Clint and Jennifer met at the University of Arkansas at Little Rock William H. Bowen School of Law. They graduated and married, then opened their law firm in 2011.

“We got married in South Africa during our third year of law school, and the day after our wedding, Jen had it arranged for us to go great-white-shark diving — it was not your typical honeymoon experience,” Clint said. “It was clearly evident that I would follow this woman anywhere she would go.”

“It is a joy to work with my spouse; that’s for sure,” Jennifer said. “We have very different personalities, different perspectives, so when we work together, all bases are covered.”

The Lancaster Animal Project held a fundraiser Nov. 16 titled Puppy Noses and Yoga Poses.

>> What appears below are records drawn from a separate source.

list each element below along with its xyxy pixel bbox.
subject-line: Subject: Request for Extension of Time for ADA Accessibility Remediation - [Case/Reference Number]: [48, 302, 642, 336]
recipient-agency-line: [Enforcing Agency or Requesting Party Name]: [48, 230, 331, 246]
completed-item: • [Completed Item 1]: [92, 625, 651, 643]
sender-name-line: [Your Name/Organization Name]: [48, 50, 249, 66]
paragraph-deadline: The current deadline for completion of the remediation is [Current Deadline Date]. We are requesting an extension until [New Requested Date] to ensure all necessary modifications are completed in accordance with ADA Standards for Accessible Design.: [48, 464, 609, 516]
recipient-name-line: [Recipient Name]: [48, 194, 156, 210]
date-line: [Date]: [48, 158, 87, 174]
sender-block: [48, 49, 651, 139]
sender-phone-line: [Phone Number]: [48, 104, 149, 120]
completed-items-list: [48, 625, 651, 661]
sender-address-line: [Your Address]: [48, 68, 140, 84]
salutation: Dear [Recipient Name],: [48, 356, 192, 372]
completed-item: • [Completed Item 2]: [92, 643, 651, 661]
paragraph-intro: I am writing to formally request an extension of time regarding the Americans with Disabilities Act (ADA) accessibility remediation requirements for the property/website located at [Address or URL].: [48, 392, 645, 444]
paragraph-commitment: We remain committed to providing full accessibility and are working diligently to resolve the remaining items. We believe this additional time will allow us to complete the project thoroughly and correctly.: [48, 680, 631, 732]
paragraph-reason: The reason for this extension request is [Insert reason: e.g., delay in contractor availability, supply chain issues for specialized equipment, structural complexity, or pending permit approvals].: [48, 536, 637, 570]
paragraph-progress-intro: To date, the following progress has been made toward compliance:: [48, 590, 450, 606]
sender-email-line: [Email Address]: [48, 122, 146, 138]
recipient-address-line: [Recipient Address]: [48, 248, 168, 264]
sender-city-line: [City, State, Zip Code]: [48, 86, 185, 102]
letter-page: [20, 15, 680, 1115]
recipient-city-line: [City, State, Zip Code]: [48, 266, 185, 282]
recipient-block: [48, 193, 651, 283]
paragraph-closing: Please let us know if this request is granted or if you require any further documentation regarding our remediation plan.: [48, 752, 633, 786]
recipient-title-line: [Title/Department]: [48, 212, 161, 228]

Jennifer said the event featured yoga with a bunch of puppies running around.

The project will also have a Santa Paws event at the Saline County Courthouse on Dec. 7 and ask for a $10 donation for families and their pets to take photos with Santa Claus and Mrs. Claus.

“And beginning on Jan. 1,

we will host a virtual 5K that will last for two weeks,” Jennifer said. “When people register, they are obligated to complete the 5K at any point during that 15-day period.”

She said their participation can be broken up or all at once and can be done through running, swimming or walking. After completion, “we will send them a medal,” she said.